La colère des enseignants-chercheurs face à une université « au bord du gouffre »
Les mines sont graves en cette fin d’après-midi, place de la Sorbonne. « Merci d’être venus pour réfléchir ensemble à la manière dont nous pouvons mettre fin à cette souffrance au quotidien dont l’université est devenue le théâtre », déclame au micro, vendredi 7 février, une enseignante-chercheuse dont le visage est couvert d’un masque blanc, comme la vingtaine de collègues qui l’entoure. « Nous sommes épuisés et pourtant, nous n’avons pas le temps de travailler », poursuit-elle devant le petit groupe venu participer à cette « performance », avant de lister les tâches qui s’accumulent, le manque de moyens, la précarité.
Depuis plusieurs semaines, un vent d’inquiétude et de colère monte chez les universitaires, en parallèle à la contestation de la réforme des retraites. Un mouvement qui se dessine à coup de centaines de « motions » signées par les facs, les labos, les présidences d’établissement, de journées « université morte » et de happenings en tous genres, comme ce « mur de codes » monté jeudi par des juristes franciliens pour protester devant le ministère de l’enseignement supérieur. S’il est difficile d’évaluer l’ampleur de la mobilisation, cela faisait au moins dix ans qu’on n’avait pas vu les universitaires donner ainsi de la voix, entend-on parmi les observateurs du monde de l’enseignement supérieur.
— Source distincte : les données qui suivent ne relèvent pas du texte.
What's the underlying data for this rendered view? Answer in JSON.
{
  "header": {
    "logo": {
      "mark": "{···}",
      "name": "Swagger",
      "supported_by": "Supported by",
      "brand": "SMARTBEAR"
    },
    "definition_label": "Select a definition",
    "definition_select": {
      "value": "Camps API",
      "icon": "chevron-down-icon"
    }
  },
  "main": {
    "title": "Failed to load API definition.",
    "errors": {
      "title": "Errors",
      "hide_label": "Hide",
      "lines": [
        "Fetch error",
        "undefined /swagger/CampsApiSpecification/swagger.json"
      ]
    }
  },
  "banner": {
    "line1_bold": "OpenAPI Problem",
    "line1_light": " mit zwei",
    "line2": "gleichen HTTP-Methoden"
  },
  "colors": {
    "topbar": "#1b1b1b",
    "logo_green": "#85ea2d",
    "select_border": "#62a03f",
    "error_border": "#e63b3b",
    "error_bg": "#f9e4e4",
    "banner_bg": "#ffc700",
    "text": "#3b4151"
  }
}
Au-delà du nouveau système de retraites – pénalisant pour les enseignants-chercheurs, comme pour l’ensemble des enseignants – qui a peu mobilisé dans la communauté, le détonateur est venu d’une autre réforme, qui touchera au quotidien des universités : la loi de programmation pluriannuelle de la recherche. Promise par le premier ministre en février 2019, celle-ci doit permettre à la recherche d’être financée par l’Etat à hauteur des 3 % du PIB. Le texte n’est pas encore connu, mais ses orientations se sont précisées dans trois rapports préparatoires et au gré des échanges entre gouvernement et syndicats.
« Asphyxie budgétaire »
« On tire sur la corde depuis trop longtemps, il n’est pas possible d’aller plus loin encore dans la compétition, la précarité, l’asphyxie budgétaire des universités », résume en quelques mots, Mathias Millet, sociologue à l’université de Tours. Certaines mesures envisagées dans cette réforme font déjà figure de casus belli, comme la création de nouveaux contrats alternatifs à la fonction publique, et surtout l’absence de signaux sur un plan de recrutement, dans un métier bousculé par des années de restrictions budgétaires. Symbole du climat, une coordination nationale des « facs et des labos en lutte » a voté « l’arrêt » de l’université et de la recherche à compter du 5 mars.